21 Şubat Dünya Anadil Günü dolayısıyla Galatasaray Lisesi önünde bir araya gelen Laz, Gürcü, Çerkes, Hemşinli, Pomak halkları dahil pek çok farklı etnik gruptan topluluk, Halkların Dostluğu Girişimi olarak basın açıklaması yaptı. Açıklamada ‘dil’in insanlık tarihinin ortak değerleri arasında olduğuna vurgu yapılarak, bugün Türkiye’de konuşulan 34 dilden 18’inin yok olma tehlikesi altında olduğu, bunların arasında Çerkes dillerinin de bulunduğuna dikkat çekildi
“Anadil yüreğin kapısıdır”
Halkların Dostluğu Girişimi, Dünya Anadil Günü dolayısıyla Galatasaray Meydanı’nda basın açıklaması yaptı. Açıklamada "İnsanlık tarihinin ortak değerleri olan tüm dil, kültür ve inançların temel insan haklarından" olduğu vurgulandı.
***
Jıneps’in de içinde olduğu Halkların Dostluğu Girişimi bileşenleri, 21 Şubat Dünya Anadil Günü dolayısıyla Galatasaray Lisesi önünde bir basın açıklaması yaptıktan sonra, TMMOB Makine Mühendisleri Odası’nda da panel düzenledi.
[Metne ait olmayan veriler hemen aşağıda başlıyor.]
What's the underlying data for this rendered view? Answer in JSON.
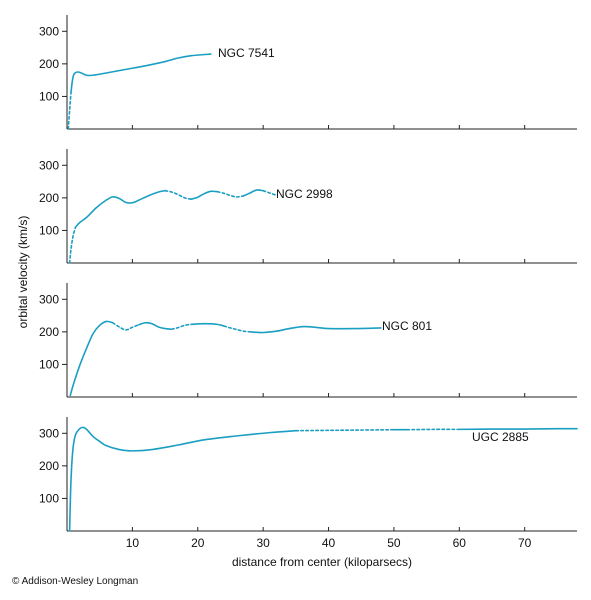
{
  "chart_data": {
    "type": "line",
    "xlabel": "distance from center (kiloparsecs)",
    "ylabel": "orbital velocity (km/s)",
    "xlim": [
      0,
      78
    ],
    "ylim": [
      0,
      350
    ],
    "x_ticks": [
      10,
      20,
      30,
      40,
      50,
      60,
      70
    ],
    "y_ticks": [
      100,
      200,
      300
    ],
    "line_color": "#1a9fc3",
    "copyright": "© Addison-Wesley Longman",
    "panels": [
      {
        "name": "NGC 7541",
        "segments": [
          {
            "style": "dashed",
            "points": [
              [
                0.2,
                0
              ],
              [
                0.3,
                30
              ],
              [
                0.45,
                70
              ],
              [
                0.6,
                110
              ]
            ]
          },
          {
            "style": "solid",
            "points": [
              [
                0.6,
                110
              ],
              [
                0.8,
                145
              ],
              [
                1.0,
                165
              ],
              [
                1.3,
                173
              ],
              [
                1.7,
                175
              ],
              [
                2.2,
                172
              ],
              [
                3.0,
                165
              ],
              [
                4.0,
                165
              ],
              [
                6,
                172
              ],
              [
                9,
                183
              ],
              [
                12,
                194
              ],
              [
                15,
                207
              ],
              [
                17,
                218
              ],
              [
                19,
                225
              ],
              [
                22,
                230
              ]
            ]
          }
        ]
      },
      {
        "name": "NGC 2998",
        "segments": [
          {
            "style": "dashed",
            "points": [
              [
                0.4,
                0
              ],
              [
                0.6,
                40
              ],
              [
                0.9,
                80
              ],
              [
                1.3,
                110
              ]
            ]
          },
          {
            "style": "solid",
            "points": [
              [
                1.3,
                110
              ],
              [
                2,
                125
              ],
              [
                3,
                140
              ],
              [
                4.5,
                170
              ],
              [
                6,
                193
              ],
              [
                7,
                203
              ],
              [
                8,
                198
              ],
              [
                9,
                186
              ],
              [
                10,
                185
              ],
              [
                11,
                193
              ],
              [
                12.5,
                207
              ],
              [
                14,
                218
              ],
              [
                15,
                222
              ]
            ]
          },
          {
            "style": "dashed",
            "points": [
              [
                15,
                222
              ],
              [
                16,
                218
              ],
              [
                17,
                210
              ],
              [
                18,
                200
              ],
              [
                19,
                196
              ]
            ]
          },
          {
            "style": "solid",
            "points": [
              [
                19,
                196
              ],
              [
                20,
                202
              ],
              [
                21,
                213
              ],
              [
                22,
                220
              ],
              [
                23,
                219
              ]
            ]
          },
          {
            "style": "dashed",
            "points": [
              [
                23,
                219
              ],
              [
                24,
                214
              ],
              [
                25,
                207
              ],
              [
                26,
                203
              ],
              [
                27,
                206
              ]
            ]
          },
          {
            "style": "solid",
            "points": [
              [
                27,
                206
              ],
              [
                28,
                215
              ],
              [
                29,
                224
              ],
              [
                30,
                222
              ]
            ]
          },
          {
            "style": "dashed",
            "points": [
              [
                30,
                222
              ],
              [
                31,
                215
              ],
              [
                32,
                208
              ]
            ]
          }
        ]
      },
      {
        "name": "NGC 801",
        "segments": [
          {
            "style": "solid",
            "points": [
              [
                0.5,
                5
              ],
              [
                1,
                40
              ],
              [
                2,
                100
              ],
              [
                3,
                150
              ],
              [
                4,
                195
              ],
              [
                5,
                220
              ],
              [
                6,
                232
              ],
              [
                7,
                228
              ]
            ]
          },
          {
            "style": "dashed",
            "points": [
              [
                7,
                228
              ],
              [
                8,
                215
              ],
              [
                9,
                206
              ],
              [
                10,
                214
              ],
              [
                11,
                222
              ]
            ]
          },
          {
            "style": "solid",
            "points": [
              [
                11,
                222
              ],
              [
                12,
                228
              ],
              [
                13,
                225
              ],
              [
                14,
                215
              ],
              [
                15,
                210
              ],
              [
                16,
                208
              ]
            ]
          },
          {
            "style": "dashed",
            "points": [
              [
                16,
                208
              ],
              [
                17,
                213
              ],
              [
                18,
                220
              ],
              [
                19,
                223
              ]
            ]
          },
          {
            "style": "solid",
            "points": [
              [
                19,
                223
              ],
              [
                21,
                225
              ],
              [
                23,
                223
              ],
              [
                24,
                218
              ]
            ]
          },
          {
            "style": "dashed",
            "points": [
              [
                24,
                218
              ],
              [
                25,
                212
              ],
              [
                26,
                207
              ],
              [
                27,
                202
              ],
              [
                28,
                200
              ]
            ]
          },
          {
            "style": "solid",
            "points": [
              [
                28,
                200
              ],
              [
                30,
                198
              ],
              [
                32,
                202
              ],
              [
                34,
                210
              ],
              [
                36,
                216
              ],
              [
                38,
                214
              ],
              [
                40,
                210
              ],
              [
                44,
                210
              ],
              [
                48,
                212
              ]
            ]
          }
        ]
      },
      {
        "name": "UGC 2885",
        "segments": [
          {
            "style": "solid",
            "points": [
              [
                0.4,
                0
              ],
              [
                0.6,
                150
              ],
              [
                0.9,
                250
              ],
              [
                1.3,
                295
              ],
              [
                2,
                315
              ],
              [
                2.5,
                318
              ],
              [
                3,
                312
              ],
              [
                4,
                290
              ],
              [
                5,
                275
              ],
              [
                6,
                262
              ],
              [
                8,
                250
              ],
              [
                10,
                246
              ],
              [
                13,
                250
              ],
              [
                17,
                264
              ],
              [
                21,
                280
              ],
              [
                26,
                292
              ],
              [
                31,
                302
              ],
              [
                35,
                308
              ]
            ]
          },
          {
            "style": "dashed",
            "points": [
              [
                35,
                308
              ],
              [
                40,
                309
              ],
              [
                45,
                310
              ],
              [
                50,
                311
              ]
            ]
          },
          {
            "style": "solid",
            "points": [
              [
                50,
                311
              ],
              [
                52,
                311
              ]
            ]
          },
          {
            "style": "dashed",
            "points": [
              [
                52,
                311
              ],
              [
                56,
                312
              ],
              [
                60,
                312
              ]
            ]
          },
          {
            "style": "solid",
            "points": [
              [
                60,
                312
              ],
              [
                65,
                313
              ],
              [
                70,
                313
              ],
              [
                75,
                314
              ],
              [
                78,
                314
              ]
            ]
          }
        ]
      }
    ]
  }
}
Gürcü, Laz, Çerkes, Hemşinli, Pomak pek çok farklı etnik ve inanç grubundan katılımcıların olduğu topluluk, Galatasaray Meydanı’nda açıklama yapan gazeteci İnci Hekimoğlu, Türkiye’de ‘resmi dil’ Türkçe dışında 34 dil konuşulduğunu ve bunlardan 18’inin yok olma tehlikesi altında olduğunu kaydederek Ubıhça ve Kapadokya Yunancası’nın son çeyrek yüzyılda yok olduğunu söyledi. Hekimoğlu, "İnsanlık tarihinin ortak değerleri olan tüm dil, kültür ve inançların başkalarının yaşama hakkına müdahale etmemek kaydıyla, var olma, kendini geliştirme ve yarınlara taşıma hakkı temel insan haklarındandır" dedi.
Dil yasaklanamaz
Dillerin yasaklanmasıyla toplumsal barışın tehdit edildiğini söyleyen Hekimoğlu, "Toplumsal barış yasaklarla değil, farklılıkların kabul edilmesi ve bu farklılıklar arasın uyum yaratılmasıyla mümkündür" diye konuştu.
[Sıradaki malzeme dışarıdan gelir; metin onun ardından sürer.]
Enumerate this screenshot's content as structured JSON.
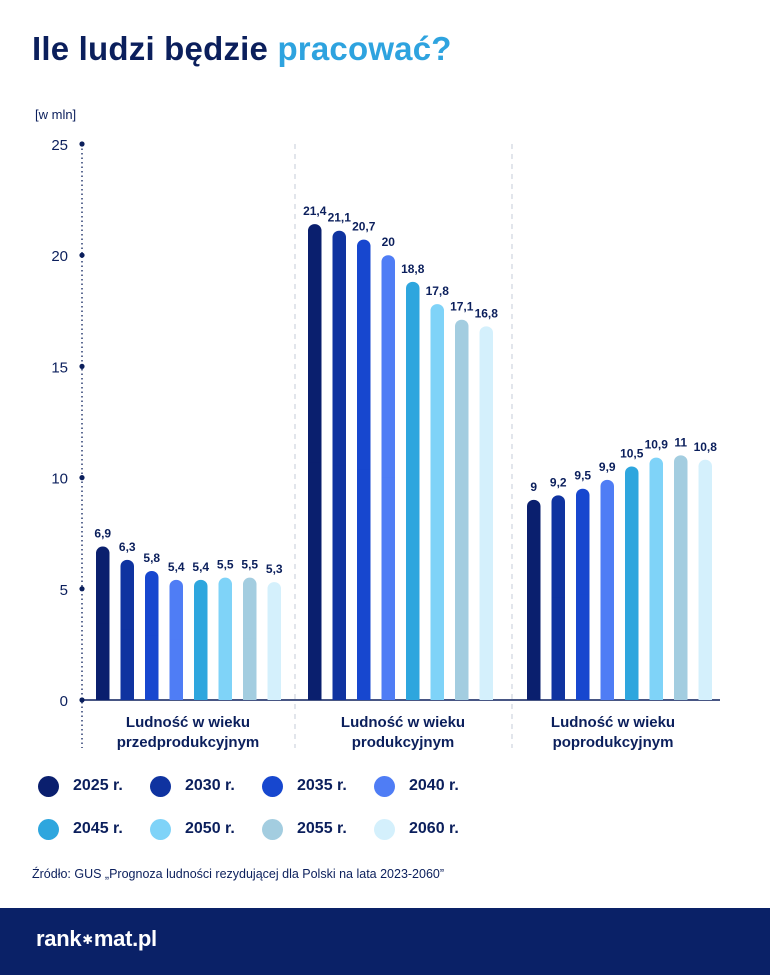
{
  "title": {
    "part1": "Ile ludzi będzie",
    "part2": "pracować?"
  },
  "chart_data": {
    "type": "bar",
    "ylabel": "[w mln]",
    "ylim": [
      0,
      25
    ],
    "yticks": [
      "0",
      "5",
      "10",
      "15",
      "20",
      "25"
    ],
    "groups": [
      "Ludność w wieku\nprzedprodukcyjnym",
      "Ludność w wieku\nprodukcyjnym",
      "Ludność w wieku\npoprodukcyjnym"
    ],
    "series": [
      {
        "name": "2025 r.",
        "color": "#0a1f6e",
        "values": [
          6.9,
          21.4,
          9.0
        ],
        "labels": [
          "6,9",
          "21,4",
          "9"
        ]
      },
      {
        "name": "2030 r.",
        "color": "#0f33a0",
        "values": [
          6.3,
          21.1,
          9.2
        ],
        "labels": [
          "6,3",
          "21,1",
          "9,2"
        ]
      },
      {
        "name": "2035 r.",
        "color": "#1747cf",
        "values": [
          5.8,
          20.7,
          9.5
        ],
        "labels": [
          "5,8",
          "20,7",
          "9,5"
        ]
      },
      {
        "name": "2040 r.",
        "color": "#4f7df5",
        "values": [
          5.4,
          20.0,
          9.9
        ],
        "labels": [
          "5,4",
          "20",
          "9,9"
        ]
      },
      {
        "name": "2045 r.",
        "color": "#2ea6de",
        "values": [
          5.4,
          18.8,
          10.5
        ],
        "labels": [
          "5,4",
          "18,8",
          "10,5"
        ]
      },
      {
        "name": "2050 r.",
        "color": "#7fd3f8",
        "values": [
          5.5,
          17.8,
          10.9
        ],
        "labels": [
          "5,5",
          "17,8",
          "10,9"
        ]
      },
      {
        "name": "2055 r.",
        "color": "#a3cde0",
        "values": [
          5.5,
          17.1,
          11.0
        ],
        "labels": [
          "5,5",
          "17,1",
          "11"
        ]
      },
      {
        "name": "2060 r.",
        "color": "#d4f0fc",
        "values": [
          5.3,
          16.8,
          10.8
        ],
        "labels": [
          "5,3",
          "16,8",
          "10,8"
        ]
      }
    ],
    "grid": false,
    "legend_position": "bottom"
  },
  "source": "Źródło: GUS „Prognoza ludności rezydującej dla Polski na lata 2023-2060”",
  "footer": {
    "logo_left": "rank",
    "logo_right": "mat.pl",
    "logo_star": "✱"
  }
}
İnsanların konuşabilmesi ve çocuklarına öğretebilmesi ile bir dilin yaşatılabileceğini vurgulayan Hekimoğlu, ancak için resmi dil dışındaki dilleri tanıyan ve koruyan ulusal politikaların oluşturulması ve anadilde eğitim ve öğretimin desteklenmesiyle mümkün olacağını belirtti. Hekimoğlu, yeni anayasa hazırlık sürecinde ana diller konusunda özgürlükçü, çağdaş, demokrasi ve insan haklarına uygun düzenlemelerin yapılması gerektiğinin altını çizdi.
Anayasada yeri
Hekimoğlu, yeni anayasa çalışmasına dair önerilerini ise şöyle sıraladı;
-Türkiye’nin taraf olduğu evrensel hukukun gereği olarak, tüm dil, kültür ve inançlar, tarihi ve kültürel mirasımızın bir parçası olarak değerlendirilsin, kamusal sorumluluk tanınsın ve genel bütçeden pay ayrılsın.
-Tekçi, tek tipleştirici, merkeziyetçi, devlet odaklı politikalar terk edilsin, dil ve kültüre ilişkin politikalar resmi dil dışındaki dil ve kültüre mensup halkların iradesi dikkate alınarak belirlensin.
-Anadil hakkı temel hak olarak kabul edilsin, ana diller anayasal güvence altına alınsın, anadilde eğitim-öğretim, kamusal alanda kullanımı, radyo-televizyon yayını yapma konusundaki sınırlamalar kaldırılsın. Yok olma tehdidi altındaki diller koruma altına alınsın ve pozitif ayrımcılık uygulansın."
Açıklamanın ardından, Akordeon eşliğinde Adıgece ve Gürcüce halk ezgileri seslendirildi.
Topluluk, daha sonra Dr. Sibel Özbudun ve Gürcü Kültür merkezi Başkanı Eşref Yılmaz’ın konuşmacı olduğu "Anayasa ve Halklar" forumuna katıldı.